Gov. Jerry Brown, beginning the "complex undertaking" of shifting responsibility for many state programs to local agencies, started pitching the plan Tuesday to local leaders.
Brown has said he will propose a realignment of services, possibly far-reaching, as part of a proposal to resolve a state budget deficit estimated to be at least $25 billion over 18 months.
"To realign responsibilities, it involves welfare, it involves Medi-Cal, it involves parole, probation, many other things," Brown said before meeting with county leaders on his second day in office. "So, it's the kind of complex reordering that I want to be very careful about."
Brown said the state will direct funding to local agencies to pay for any program shifts.
He declined to discuss specific services or funding mechanisms that might be involved, but according to a source familiar with his budget proposal, they include:
Diverting low-level offenders to county jails, sending money to local governments to increase jail space or for rehabilitation programs.
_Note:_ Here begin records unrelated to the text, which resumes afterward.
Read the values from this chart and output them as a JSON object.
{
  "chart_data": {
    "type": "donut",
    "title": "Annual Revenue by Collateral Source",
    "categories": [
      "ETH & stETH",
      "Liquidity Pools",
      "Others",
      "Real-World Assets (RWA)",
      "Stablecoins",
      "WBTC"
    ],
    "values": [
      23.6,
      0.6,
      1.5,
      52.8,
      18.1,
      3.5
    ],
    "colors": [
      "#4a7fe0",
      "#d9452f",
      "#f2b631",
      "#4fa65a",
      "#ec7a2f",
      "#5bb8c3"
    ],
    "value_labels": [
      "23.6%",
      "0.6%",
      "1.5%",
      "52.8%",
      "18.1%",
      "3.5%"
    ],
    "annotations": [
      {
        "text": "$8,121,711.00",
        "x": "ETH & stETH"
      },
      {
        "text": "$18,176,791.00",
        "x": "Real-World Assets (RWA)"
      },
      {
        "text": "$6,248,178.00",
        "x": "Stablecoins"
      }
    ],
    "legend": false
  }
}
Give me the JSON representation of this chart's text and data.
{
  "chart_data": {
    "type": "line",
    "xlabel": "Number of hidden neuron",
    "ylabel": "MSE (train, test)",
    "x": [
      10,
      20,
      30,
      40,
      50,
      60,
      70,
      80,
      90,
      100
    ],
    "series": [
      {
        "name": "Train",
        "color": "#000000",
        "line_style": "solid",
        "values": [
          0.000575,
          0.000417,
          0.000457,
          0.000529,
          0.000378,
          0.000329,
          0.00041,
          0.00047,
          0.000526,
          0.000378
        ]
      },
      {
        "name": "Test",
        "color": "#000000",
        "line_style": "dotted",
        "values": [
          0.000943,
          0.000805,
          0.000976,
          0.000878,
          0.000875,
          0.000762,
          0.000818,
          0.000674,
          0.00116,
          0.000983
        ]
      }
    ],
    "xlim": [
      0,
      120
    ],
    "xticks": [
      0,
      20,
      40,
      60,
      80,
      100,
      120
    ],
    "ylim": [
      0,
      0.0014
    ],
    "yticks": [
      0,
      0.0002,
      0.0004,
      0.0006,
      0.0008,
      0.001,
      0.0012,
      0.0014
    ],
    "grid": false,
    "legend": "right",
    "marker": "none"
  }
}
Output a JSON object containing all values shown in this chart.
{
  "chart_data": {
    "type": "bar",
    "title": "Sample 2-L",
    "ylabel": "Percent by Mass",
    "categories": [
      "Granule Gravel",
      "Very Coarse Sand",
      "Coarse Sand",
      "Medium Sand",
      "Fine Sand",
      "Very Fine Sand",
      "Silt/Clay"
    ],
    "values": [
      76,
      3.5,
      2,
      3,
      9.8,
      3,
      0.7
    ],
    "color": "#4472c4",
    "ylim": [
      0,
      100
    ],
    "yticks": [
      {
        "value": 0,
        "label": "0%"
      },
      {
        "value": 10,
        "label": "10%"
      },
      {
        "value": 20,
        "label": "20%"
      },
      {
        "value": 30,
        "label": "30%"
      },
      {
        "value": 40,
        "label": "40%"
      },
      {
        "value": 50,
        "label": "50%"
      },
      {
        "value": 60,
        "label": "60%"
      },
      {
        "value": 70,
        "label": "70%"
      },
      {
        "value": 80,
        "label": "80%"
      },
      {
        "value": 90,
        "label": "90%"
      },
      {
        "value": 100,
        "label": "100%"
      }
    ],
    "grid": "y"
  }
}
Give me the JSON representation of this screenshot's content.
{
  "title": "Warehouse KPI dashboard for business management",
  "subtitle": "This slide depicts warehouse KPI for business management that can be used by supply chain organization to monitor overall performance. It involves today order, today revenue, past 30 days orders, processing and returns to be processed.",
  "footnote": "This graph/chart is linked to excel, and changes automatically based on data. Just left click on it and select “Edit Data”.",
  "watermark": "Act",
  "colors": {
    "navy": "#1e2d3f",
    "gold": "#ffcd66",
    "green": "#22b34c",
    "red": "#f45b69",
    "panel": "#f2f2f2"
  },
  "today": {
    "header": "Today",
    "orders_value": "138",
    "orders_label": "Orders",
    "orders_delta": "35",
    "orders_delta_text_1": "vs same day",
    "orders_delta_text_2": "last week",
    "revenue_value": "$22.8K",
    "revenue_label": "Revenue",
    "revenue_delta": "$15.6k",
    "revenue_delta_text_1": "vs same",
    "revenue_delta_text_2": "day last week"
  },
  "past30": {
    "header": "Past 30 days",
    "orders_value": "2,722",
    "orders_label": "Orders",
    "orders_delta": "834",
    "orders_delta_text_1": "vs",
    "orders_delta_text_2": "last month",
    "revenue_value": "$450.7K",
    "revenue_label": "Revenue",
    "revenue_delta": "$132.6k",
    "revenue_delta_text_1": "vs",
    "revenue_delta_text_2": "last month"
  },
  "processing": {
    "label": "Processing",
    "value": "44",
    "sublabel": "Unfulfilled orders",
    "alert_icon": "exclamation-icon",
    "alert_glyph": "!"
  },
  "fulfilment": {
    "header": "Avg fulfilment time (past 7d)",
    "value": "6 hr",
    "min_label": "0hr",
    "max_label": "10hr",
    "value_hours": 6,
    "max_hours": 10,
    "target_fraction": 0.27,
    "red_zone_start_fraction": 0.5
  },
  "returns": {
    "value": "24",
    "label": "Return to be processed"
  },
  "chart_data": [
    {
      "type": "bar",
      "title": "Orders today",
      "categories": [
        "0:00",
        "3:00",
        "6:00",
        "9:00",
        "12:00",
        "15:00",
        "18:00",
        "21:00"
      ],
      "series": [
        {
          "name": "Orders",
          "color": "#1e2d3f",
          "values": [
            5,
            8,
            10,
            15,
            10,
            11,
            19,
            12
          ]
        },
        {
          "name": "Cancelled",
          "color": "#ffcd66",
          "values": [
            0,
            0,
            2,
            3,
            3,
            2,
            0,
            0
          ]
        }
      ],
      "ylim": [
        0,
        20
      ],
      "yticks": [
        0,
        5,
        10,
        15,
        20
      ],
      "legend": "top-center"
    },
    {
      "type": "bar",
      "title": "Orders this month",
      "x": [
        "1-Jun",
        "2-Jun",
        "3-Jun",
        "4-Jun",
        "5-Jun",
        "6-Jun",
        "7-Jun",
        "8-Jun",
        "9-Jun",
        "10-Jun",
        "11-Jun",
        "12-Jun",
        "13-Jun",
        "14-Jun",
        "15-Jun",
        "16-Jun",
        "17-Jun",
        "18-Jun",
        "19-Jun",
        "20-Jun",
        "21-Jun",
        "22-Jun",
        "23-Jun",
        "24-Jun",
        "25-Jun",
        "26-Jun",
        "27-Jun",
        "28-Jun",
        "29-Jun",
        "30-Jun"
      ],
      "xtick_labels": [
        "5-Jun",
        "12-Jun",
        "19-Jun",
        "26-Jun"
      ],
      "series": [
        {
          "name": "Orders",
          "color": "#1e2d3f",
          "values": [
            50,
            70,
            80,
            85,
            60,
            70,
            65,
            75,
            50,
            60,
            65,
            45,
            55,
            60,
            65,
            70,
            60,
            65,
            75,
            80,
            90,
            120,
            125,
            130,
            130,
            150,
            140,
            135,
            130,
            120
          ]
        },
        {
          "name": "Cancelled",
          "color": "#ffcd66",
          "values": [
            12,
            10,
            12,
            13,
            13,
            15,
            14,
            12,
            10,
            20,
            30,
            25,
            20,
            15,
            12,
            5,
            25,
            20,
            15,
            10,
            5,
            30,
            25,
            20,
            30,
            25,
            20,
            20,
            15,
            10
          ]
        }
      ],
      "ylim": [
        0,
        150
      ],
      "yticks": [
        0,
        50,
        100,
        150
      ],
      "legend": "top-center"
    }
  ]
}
Eliminating the Division of Juvenile Justice, instead sending money to local governments to house juvenile offenders.
Eliminating hundreds of local redevelopment agencies, eventually redirecting tax revenue they receive to counties and schools.
Reducing the number of services local governments are required to provide and perhaps giving them greater latitude to raise revenue to pay for them.
Asked specifically about affording counties more authority to raise taxes, Brown said, "I think we're first of all going to give them some responsibility with some funding."